Here's a simple Macro that you can use so that everytime Microsoft Word opens a new document, it does so at a specific zoom level. (Personally, I like 100% on my Retina Pro.).
1) In Word, Go to Tools->Macro->Macros.
2) On the dropbox after "Macros in", click Normal (Global Template)
3) Create a new Macro called AutoOpen [This particular name seems to be required for it to be run upon opening].
4) Paste the following macro in, where 100 is the desired zoom percentage.
Sub AutoOpen()
    ActiveWindow.ActivePane.View.Zoom.Percentage = 100
End Sub
(refs: various places like this and this.)

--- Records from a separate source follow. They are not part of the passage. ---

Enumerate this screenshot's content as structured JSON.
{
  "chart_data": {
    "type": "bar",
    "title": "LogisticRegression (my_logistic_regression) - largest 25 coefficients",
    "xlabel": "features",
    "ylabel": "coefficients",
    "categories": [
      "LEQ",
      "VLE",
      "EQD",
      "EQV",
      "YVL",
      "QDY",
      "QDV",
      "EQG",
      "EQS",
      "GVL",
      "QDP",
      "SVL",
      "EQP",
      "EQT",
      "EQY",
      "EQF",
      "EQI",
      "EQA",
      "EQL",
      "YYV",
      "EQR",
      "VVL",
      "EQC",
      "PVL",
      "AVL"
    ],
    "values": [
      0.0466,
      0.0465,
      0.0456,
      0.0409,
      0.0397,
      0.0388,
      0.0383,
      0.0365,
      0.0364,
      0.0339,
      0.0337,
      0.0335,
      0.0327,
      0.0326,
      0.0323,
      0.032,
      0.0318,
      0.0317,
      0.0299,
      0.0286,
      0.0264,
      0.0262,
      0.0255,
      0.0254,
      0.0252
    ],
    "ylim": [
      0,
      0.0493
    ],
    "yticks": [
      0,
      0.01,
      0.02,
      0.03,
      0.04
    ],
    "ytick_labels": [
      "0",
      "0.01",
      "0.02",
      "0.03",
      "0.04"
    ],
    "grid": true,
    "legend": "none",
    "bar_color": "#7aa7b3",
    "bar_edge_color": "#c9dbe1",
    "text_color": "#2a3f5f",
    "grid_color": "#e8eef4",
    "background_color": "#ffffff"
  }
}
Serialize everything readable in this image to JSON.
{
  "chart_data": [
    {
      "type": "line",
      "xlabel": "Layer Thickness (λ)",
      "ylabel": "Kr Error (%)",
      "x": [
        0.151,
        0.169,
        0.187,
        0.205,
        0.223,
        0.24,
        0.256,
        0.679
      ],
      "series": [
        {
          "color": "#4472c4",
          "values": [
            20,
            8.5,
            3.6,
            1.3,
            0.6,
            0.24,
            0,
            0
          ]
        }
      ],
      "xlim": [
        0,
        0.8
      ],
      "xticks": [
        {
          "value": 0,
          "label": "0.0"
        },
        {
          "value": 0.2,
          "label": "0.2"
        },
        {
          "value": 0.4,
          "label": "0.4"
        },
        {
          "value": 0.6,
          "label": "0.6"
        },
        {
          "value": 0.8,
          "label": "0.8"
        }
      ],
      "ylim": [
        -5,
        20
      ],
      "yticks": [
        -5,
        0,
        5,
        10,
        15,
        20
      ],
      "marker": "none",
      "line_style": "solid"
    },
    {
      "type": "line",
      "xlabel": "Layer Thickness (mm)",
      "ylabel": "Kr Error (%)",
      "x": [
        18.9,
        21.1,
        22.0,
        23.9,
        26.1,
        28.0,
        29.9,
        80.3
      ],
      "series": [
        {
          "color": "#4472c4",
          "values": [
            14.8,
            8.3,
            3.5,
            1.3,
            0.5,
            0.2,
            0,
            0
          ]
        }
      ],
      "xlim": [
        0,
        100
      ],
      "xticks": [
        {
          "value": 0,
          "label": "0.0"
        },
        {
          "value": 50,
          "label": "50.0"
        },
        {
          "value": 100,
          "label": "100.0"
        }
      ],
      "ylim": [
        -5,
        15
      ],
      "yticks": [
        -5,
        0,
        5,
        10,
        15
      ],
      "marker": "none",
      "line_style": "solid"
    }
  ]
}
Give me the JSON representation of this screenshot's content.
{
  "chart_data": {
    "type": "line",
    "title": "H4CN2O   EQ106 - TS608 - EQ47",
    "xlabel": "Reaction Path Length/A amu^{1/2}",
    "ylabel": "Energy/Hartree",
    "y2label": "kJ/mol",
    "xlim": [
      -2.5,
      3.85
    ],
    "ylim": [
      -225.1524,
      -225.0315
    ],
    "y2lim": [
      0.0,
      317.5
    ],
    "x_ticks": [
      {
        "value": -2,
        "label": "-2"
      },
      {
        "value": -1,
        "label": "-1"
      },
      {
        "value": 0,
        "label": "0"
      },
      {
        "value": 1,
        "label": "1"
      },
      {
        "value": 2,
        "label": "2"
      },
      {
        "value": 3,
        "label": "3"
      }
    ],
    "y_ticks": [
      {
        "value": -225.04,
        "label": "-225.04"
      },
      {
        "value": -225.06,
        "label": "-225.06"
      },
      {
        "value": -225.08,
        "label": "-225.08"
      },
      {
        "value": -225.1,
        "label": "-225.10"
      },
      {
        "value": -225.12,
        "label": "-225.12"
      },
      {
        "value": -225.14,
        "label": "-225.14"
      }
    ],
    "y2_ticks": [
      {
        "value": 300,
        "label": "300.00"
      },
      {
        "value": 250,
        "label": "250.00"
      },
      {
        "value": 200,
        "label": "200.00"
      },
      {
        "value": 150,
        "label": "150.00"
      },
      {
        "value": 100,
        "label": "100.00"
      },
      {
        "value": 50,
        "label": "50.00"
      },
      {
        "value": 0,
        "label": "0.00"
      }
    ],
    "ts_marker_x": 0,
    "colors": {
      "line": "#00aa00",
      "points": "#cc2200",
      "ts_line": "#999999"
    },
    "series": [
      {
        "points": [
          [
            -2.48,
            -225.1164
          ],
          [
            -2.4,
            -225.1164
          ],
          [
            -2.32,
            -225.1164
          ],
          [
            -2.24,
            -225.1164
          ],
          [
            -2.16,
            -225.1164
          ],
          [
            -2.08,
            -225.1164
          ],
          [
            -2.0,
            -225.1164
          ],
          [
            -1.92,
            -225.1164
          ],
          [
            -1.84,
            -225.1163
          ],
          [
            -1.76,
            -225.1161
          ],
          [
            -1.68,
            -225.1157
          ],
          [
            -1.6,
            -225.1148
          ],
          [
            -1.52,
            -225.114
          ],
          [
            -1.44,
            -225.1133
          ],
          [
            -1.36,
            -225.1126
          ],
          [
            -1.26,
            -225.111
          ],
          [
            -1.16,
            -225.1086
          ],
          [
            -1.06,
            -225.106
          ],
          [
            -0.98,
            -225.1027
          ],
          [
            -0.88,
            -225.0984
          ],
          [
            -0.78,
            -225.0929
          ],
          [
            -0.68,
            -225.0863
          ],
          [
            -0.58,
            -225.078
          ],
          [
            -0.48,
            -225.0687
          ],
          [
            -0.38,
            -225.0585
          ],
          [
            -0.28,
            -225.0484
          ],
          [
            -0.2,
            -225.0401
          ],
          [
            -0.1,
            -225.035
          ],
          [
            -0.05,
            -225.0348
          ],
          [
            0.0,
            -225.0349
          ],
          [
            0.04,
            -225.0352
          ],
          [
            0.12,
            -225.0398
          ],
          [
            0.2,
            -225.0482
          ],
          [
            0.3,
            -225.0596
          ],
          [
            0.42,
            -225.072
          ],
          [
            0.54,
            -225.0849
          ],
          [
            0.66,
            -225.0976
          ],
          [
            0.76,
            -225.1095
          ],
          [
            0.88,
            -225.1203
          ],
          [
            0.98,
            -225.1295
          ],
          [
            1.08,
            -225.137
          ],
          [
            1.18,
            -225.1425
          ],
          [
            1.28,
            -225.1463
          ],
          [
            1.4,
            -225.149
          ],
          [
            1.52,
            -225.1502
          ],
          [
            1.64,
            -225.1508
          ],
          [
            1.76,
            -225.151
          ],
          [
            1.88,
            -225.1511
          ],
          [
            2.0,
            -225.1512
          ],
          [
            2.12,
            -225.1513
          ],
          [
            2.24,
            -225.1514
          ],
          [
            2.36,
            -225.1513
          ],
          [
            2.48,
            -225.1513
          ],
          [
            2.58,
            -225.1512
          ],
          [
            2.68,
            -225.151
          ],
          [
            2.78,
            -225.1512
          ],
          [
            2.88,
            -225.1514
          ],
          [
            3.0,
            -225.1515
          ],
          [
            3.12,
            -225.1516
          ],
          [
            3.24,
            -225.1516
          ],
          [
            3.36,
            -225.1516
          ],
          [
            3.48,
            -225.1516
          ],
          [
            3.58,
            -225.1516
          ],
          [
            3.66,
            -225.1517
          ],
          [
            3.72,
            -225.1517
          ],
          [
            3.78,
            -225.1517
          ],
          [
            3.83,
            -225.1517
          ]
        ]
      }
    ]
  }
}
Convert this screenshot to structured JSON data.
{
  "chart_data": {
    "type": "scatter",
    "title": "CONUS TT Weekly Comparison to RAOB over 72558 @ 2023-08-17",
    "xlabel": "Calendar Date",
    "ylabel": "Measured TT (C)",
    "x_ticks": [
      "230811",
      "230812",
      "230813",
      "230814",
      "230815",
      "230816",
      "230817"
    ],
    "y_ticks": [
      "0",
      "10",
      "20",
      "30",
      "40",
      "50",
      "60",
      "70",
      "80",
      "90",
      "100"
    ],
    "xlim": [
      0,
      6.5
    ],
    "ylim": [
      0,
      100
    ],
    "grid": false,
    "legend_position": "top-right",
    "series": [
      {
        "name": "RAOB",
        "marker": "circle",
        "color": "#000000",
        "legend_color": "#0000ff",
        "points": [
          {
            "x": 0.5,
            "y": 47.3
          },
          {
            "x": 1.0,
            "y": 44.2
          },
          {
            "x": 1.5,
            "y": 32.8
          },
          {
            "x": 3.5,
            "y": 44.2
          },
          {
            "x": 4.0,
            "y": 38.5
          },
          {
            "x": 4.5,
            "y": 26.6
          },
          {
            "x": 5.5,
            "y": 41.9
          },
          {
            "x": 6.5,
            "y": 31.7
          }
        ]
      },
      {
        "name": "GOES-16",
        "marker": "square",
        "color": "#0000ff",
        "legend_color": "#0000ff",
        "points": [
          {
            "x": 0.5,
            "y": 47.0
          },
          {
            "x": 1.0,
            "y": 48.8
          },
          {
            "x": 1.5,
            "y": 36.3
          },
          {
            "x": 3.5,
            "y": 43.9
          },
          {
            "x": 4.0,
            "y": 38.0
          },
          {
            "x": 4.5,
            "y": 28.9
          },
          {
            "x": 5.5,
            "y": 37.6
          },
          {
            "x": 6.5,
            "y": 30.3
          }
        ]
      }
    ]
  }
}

Increase Mouse Sensitivity on Mac OS X

I love having really high sensitivity on my mouse/trackpad. Unfortunately, the maximum that you can go in System Preferences isn't high enough for me. There is a way to increase this sensitivity further. In Terminal, typing:
defaults read -g com.apple.mouse.scaling
will give you the current value of your mouse scaling. You can modify it by changing read to write. For example, if you want to set your mouse scaling to 3.0 (the maximum in System Preferences), type:
defaults write -g com.apple.mouse.scaling 3.0
In addition, to change the trackpad, use com.apple.trackpad.scaling. You can also use .scrolling to change scrolling speed.